To find the horizontal distance I tried Pythagorean theorem: x^2 + 9.8^ = -12.0 ^2 and I got 6.8

 

[Kpgabriel]

Are you familiar with the double-subscript convention for adding velocities? Most textbooks have it. Check yours.

Would that help with finding the horizontal displacement?

 

[Kpgabriel]

Are you familiar with the double-subscript convention for adding velocities? Most textbooks have it. Check yours.

would it be Xhp = Xhg + Xgp?

 

[kuruman]

Would that help with finding the horizontal displacement?

It would because it gives you the initial velocity relative to the ground. However, it looks like you found that and your question is about the horizontal distance

To find the horizontal distance I tried Pythagorean theorem: x^2 + 9.8^ = -12.0 ^2 and I got 6.8

To answer that, you cannot use the Pythagorean theorem because the path is a parabola not a straight line. You need to consider the kinematic equations as modified for projectile motion.

 

[Kpgabriel]

It would because it gives you the initial velocity relative to the ground. However, it looks like you found that and your question is about the horizontal distance

To answer that, you cannot use the Pythagorean theorem because the path is a parabola not a straight line.
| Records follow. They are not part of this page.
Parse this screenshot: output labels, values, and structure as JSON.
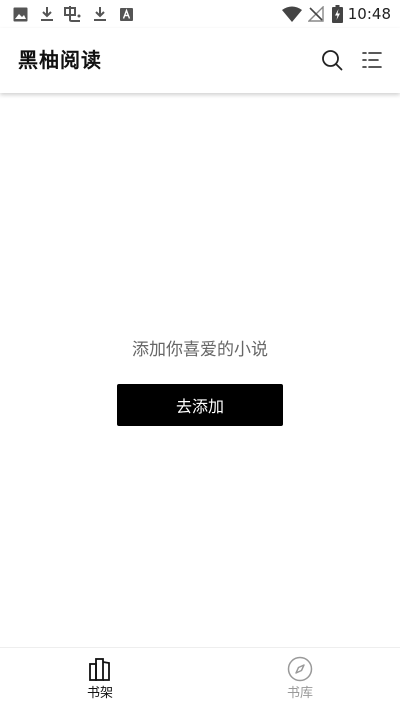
{
  "status_bar": {
    "time": "10:48",
    "left_icons": [
      "image-icon",
      "download-icon",
      "app-icon",
      "download-icon",
      "app-store-icon"
    ],
    "right_icons": [
      "wifi-icon",
      "no-signal-icon",
      "battery-charging-icon"
    ]
  },
  "app_bar": {
    "title": "黑柚阅读",
    "actions": [
      "search-icon",
      "menu-icon"
    ]
  },
  "empty_state": {
    "message": "添加你喜爱的小说",
    "button_label": "去添加"
  },
  "bottom_nav": {
    "items": [
      {
        "label": "书架",
        "icon": "bookshelf-icon",
        "active": true
      },
      {
        "label": "书库",
        "icon": "compass-icon",
        "active": false
      }
    ]
  },
  "colors": {
    "primary": "#000000",
    "background": "#ffffff",
    "muted_text": "#666666",
    "inactive_nav": "#999999"
  }
}
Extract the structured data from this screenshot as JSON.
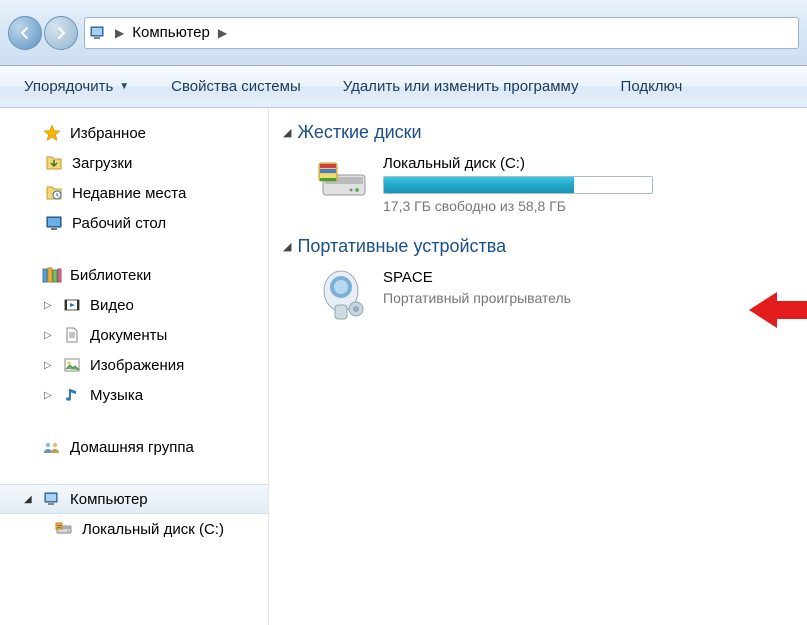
{
  "nav": {
    "breadcrumb": [
      "Компьютер"
    ]
  },
  "toolbar": {
    "organize": "Упорядочить",
    "system_props": "Свойства системы",
    "uninstall": "Удалить или изменить программу",
    "connect": "Подключ"
  },
  "sidebar": {
    "favorites": {
      "label": "Избранное",
      "items": [
        {
          "label": "Загрузки",
          "icon": "downloads-icon"
        },
        {
          "label": "Недавние места",
          "icon": "recent-icon"
        },
        {
          "label": "Рабочий стол",
          "icon": "desktop-icon"
        }
      ]
    },
    "libraries": {
      "label": "Библиотеки",
      "items": [
        {
          "label": "Видео",
          "icon": "video-icon"
        },
        {
          "label": "Документы",
          "icon": "documents-icon"
        },
        {
          "label": "Изображения",
          "icon": "pictures-icon"
        },
        {
          "label": "Музыка",
          "icon": "music-icon"
        }
      ]
    },
    "homegroup": {
      "label": "Домашняя группа"
    },
    "computer": {
      "label": "Компьютер",
      "items": [
        {
          "label": "Локальный диск (C:)",
          "icon": "drive-icon"
        }
      ]
    }
  },
  "content": {
    "sections": [
      {
        "title": "Жесткие диски",
        "drives": [
          {
            "name": "Локальный диск (C:)",
            "free_text": "17,3 ГБ свободно из 58,8 ГБ",
            "fill_percent": 71
          }
        ]
      },
      {
        "title": "Портативные устройства",
        "devices": [
          {
            "name": "SPACE",
            "subtitle": "Портативный проигрыватель"
          }
        ]
      }
    ]
  }
}
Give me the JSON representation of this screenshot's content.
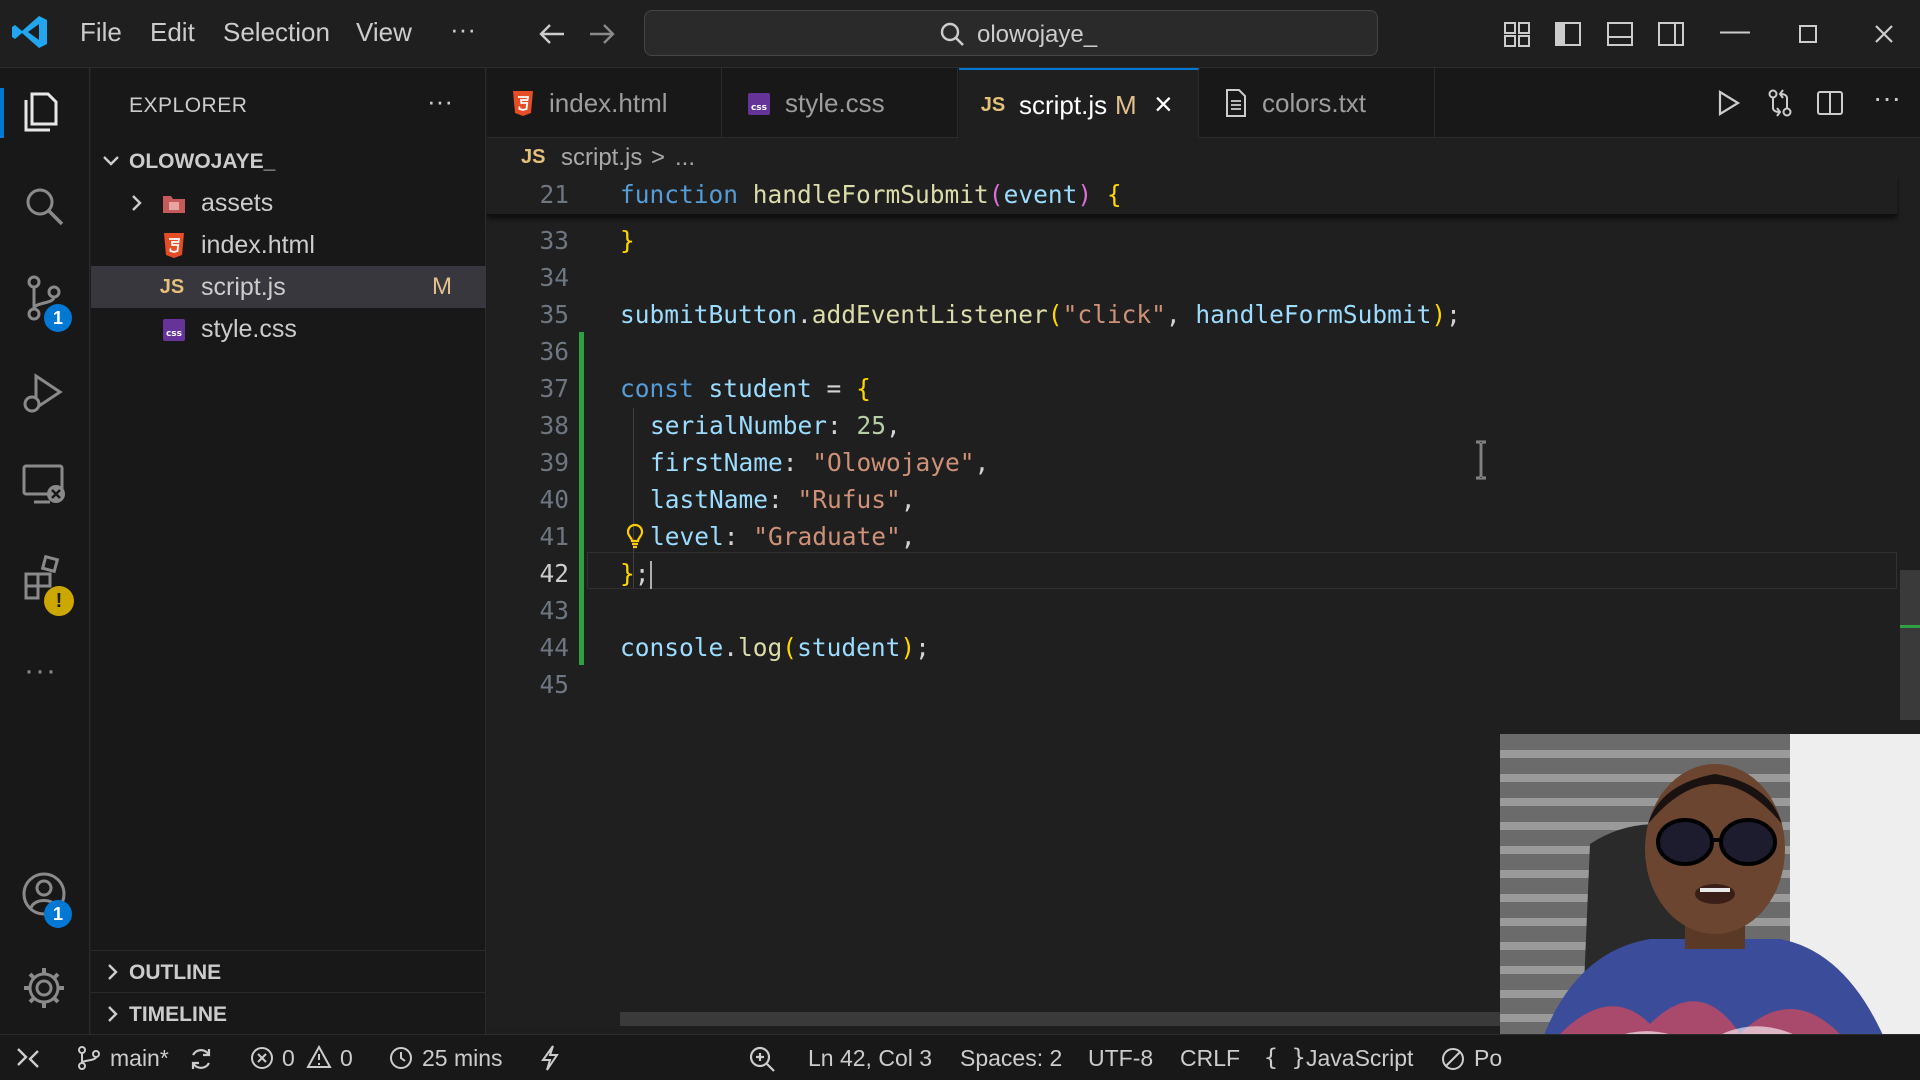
{
  "menu": {
    "file": "File",
    "edit": "Edit",
    "selection": "Selection",
    "view": "View",
    "more": "···"
  },
  "search": {
    "text": "olowojaye_"
  },
  "explorer": {
    "title": "EXPLORER",
    "more": "···",
    "root": "OLOWOJAYE_",
    "items": [
      {
        "label": "assets",
        "type": "folder"
      },
      {
        "label": "index.html",
        "type": "html"
      },
      {
        "label": "script.js",
        "type": "js",
        "status": "M"
      },
      {
        "label": "style.css",
        "type": "css"
      }
    ],
    "outline": "OUTLINE",
    "timeline": "TIMELINE"
  },
  "activity_badges": {
    "scm": "1",
    "accounts": "1",
    "extensions_warn": "!"
  },
  "tabs": [
    {
      "label": "index.html",
      "icon": "html"
    },
    {
      "label": "style.css",
      "icon": "css"
    },
    {
      "label": "script.js",
      "icon": "js",
      "status": "M",
      "close": "×"
    },
    {
      "label": "colors.txt",
      "icon": "txt"
    }
  ],
  "breadcrumb": {
    "lang": "JS",
    "file": "script.js",
    "sep": ">",
    "rest": "..."
  },
  "editor": {
    "sticky": {
      "ln": "21",
      "kw": "function",
      "fn": "handleFormSubmit",
      "open": "(",
      "param": "event",
      "close": ")",
      "brace": "{"
    },
    "lines": [
      {
        "ln": "33",
        "brace": "}"
      },
      {
        "ln": "34"
      },
      {
        "ln": "35",
        "obj": "submitButton",
        "dot": ".",
        "method": "addEventListener",
        "open": "(",
        "arg1": "\"click\"",
        "comma": ", ",
        "arg2": "handleFormSubmit",
        "close": ")",
        "semi": ";"
      },
      {
        "ln": "36"
      },
      {
        "ln": "37",
        "kw": "const",
        "name": "student",
        "eq": " = ",
        "brace": "{"
      },
      {
        "ln": "38",
        "key": "serialNumber",
        "colon": ": ",
        "value": "25",
        "comma": ","
      },
      {
        "ln": "39",
        "key": "firstName",
        "colon": ": ",
        "value": "\"Olowojaye\"",
        "comma": ","
      },
      {
        "ln": "40",
        "key": "lastName",
        "colon": ": ",
        "value": "\"Rufus\"",
        "comma": ","
      },
      {
        "ln": "41",
        "key": "level",
        "colon": ": ",
        "value": "\"Graduate\"",
        "comma": ","
      },
      {
        "ln": "42",
        "brace": "}",
        "semi": ";"
      },
      {
        "ln": "43"
      },
      {
        "ln": "44",
        "obj": "console",
        "dot": ".",
        "method": "log",
        "open": "(",
        "arg": "student",
        "close": ")",
        "semi": ";"
      },
      {
        "ln": "45"
      }
    ]
  },
  "status": {
    "branch": "main*",
    "errors": "0",
    "warnings": "0",
    "time": "25 mins",
    "position": "Ln 42, Col 3",
    "spaces": "Spaces: 2",
    "encoding": "UTF-8",
    "eol": "CRLF",
    "language": "JavaScript",
    "extra": "Po"
  },
  "colors": {
    "accent": "#0078d4",
    "git_modified": "#2ea043",
    "modified_letter": "#e2c08d",
    "html_icon": "#e44d26",
    "css_icon": "#663399",
    "js_icon": "#e5c07b"
  }
}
You need to consider the kinematic equations as modified for projectile motion.

If that's the case usually I like to set my values into x and y components:
Y:
(Package)
Y = 9.8m
Vi = -5.20 m/s
Vf = -12.83 m/s solved by kinematic equation V^2 = Vi^2 + 2s(Y - Yi)
g= -9.8 m/s^2
t = 0.78s ~ V = Vi + at
X:
V = 6.8 m/s helicopter

 

[Kpgabriel]

If that's the case usually I like to set my values into x and y components:
Y:
(Package)
Y = 9.8m
Vi = -5.20 m/s
Vf = -12.83 m/s solved by kinematic equation V^2 = Vi^2 + 2s(Y - Yi)
g= -9.8 m/s^2
t = 0.78s ~ V = Vi + at
X:
V = 6.8 m/s helicopter

Ok so from my time I am multiplying it to the helicopters velocity because it is a constant and does not change, which means acceleration is 0, and end up getting 7.58 m for x but it is wrong.

 

[kuruman]

Vi = -5.20 m/s

If the helicopter is traveling at constant altitude, what is the package's initial vertical velocity?

 

[Kpgabriel]

If the helicopter is traveling at constant altitude, what is the package's initial vertical velocity?
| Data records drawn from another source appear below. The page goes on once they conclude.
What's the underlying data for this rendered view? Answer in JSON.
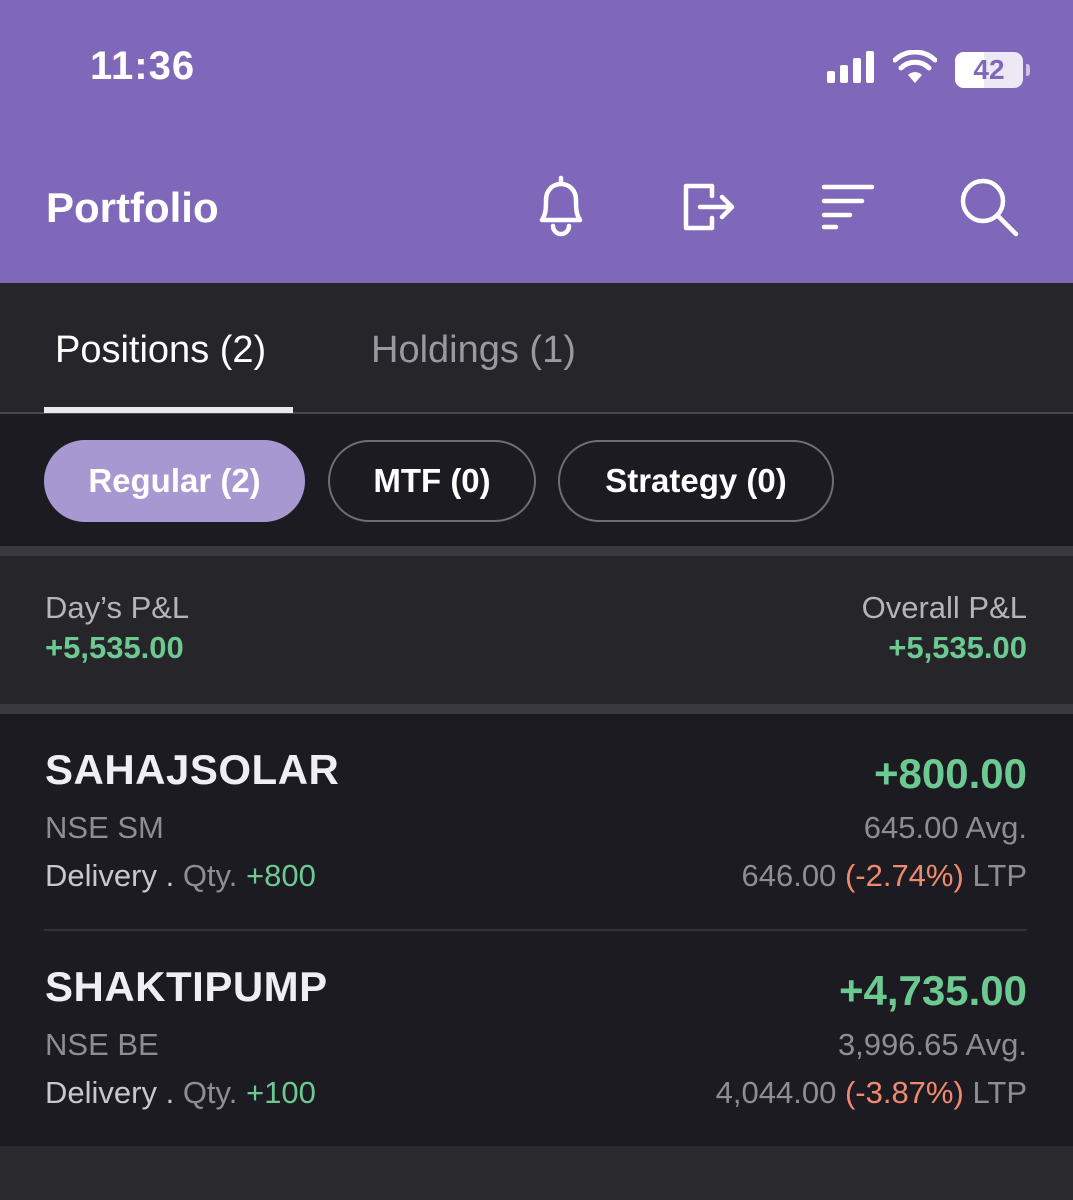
{
  "status_bar": {
    "time": "11:36",
    "battery": "42",
    "battery_level_percent": 42,
    "icons": [
      "signal-icon",
      "wifi-icon",
      "battery-icon"
    ]
  },
  "header": {
    "title": "Portfolio",
    "icons": [
      "bell-icon",
      "exit-icon",
      "sort-icon",
      "search-icon"
    ],
    "background_color": "#7f68b9"
  },
  "tabs": [
    {
      "label": "Positions (2)",
      "active": true
    },
    {
      "label": "Holdings (1)",
      "active": false
    }
  ],
  "filters": [
    {
      "label": "Regular (2)",
      "selected": true
    },
    {
      "label": "MTF (0)",
      "selected": false
    },
    {
      "label": "Strategy (0)",
      "selected": false
    }
  ],
  "summary": {
    "day_label": "Day’s P&L",
    "day_value": "+5,535.00",
    "overall_label": "Overall P&L",
    "overall_value": "+5,535.00"
  },
  "positions": [
    {
      "symbol": "SAHAJSOLAR",
      "exchange": "NSE SM",
      "product": "Delivery",
      "qty_label": "Qty.",
      "qty": "+800",
      "pnl": "+800.00",
      "avg": "645.00",
      "avg_label": "Avg.",
      "ltp": "646.00",
      "change": "(-2.74%)",
      "ltp_label": "LTP"
    },
    {
      "symbol": "SHAKTIPUMP",
      "exchange": "NSE BE",
      "product": "Delivery",
      "qty_label": "Qty.",
      "qty": "+100",
      "pnl": "+4,735.00",
      "avg": "3,996.65",
      "avg_label": "Avg.",
      "ltp": "4,044.00",
      "change": "(-3.87%)",
      "ltp_label": "LTP"
    }
  ],
  "colors": {
    "profit": "#6dc992",
    "loss": "#f08a6e",
    "accent": "#a898d2"
  }
}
Is it 0 m/s? because it is not moving yet.

 

[kuruman]

Correct. So in the vertical direction you have a package that starts with zero velocity and drops 9.8 m. Can you find how much time it takes to do that?

 

[Kpgabriel]

Correct. So in the vertical direction you have a package that starts with zero velocity and drops 9.8 m. Can you find how much time it takes to do that?

yes it takes 1.41s from V = Vi +at. V is now -13.86 m/s because the initial Velocity was 0 m/s

 

[kuruman]

Which V is this? If it is a component, it needs a subscript x or y. Is it a component?

 

[Kpgabriel]

Which V is this? If it is a component, it needs a subscript x or y. Is it a component?

Its the final velocity of the package so Vy

 

[kuruman]

Correct. Add the subscript so that you don't get confused.
Now you have enough information to answer the remaining two questions. Do you see how?

 

[Kpgabriel]

Correct. Add the subscript so that you don't get confused.
Now you have enough information to answer the remaining two questions. Do you see how?

Yes. Thank you for your help. Sorry for the late response I went to a research meeting.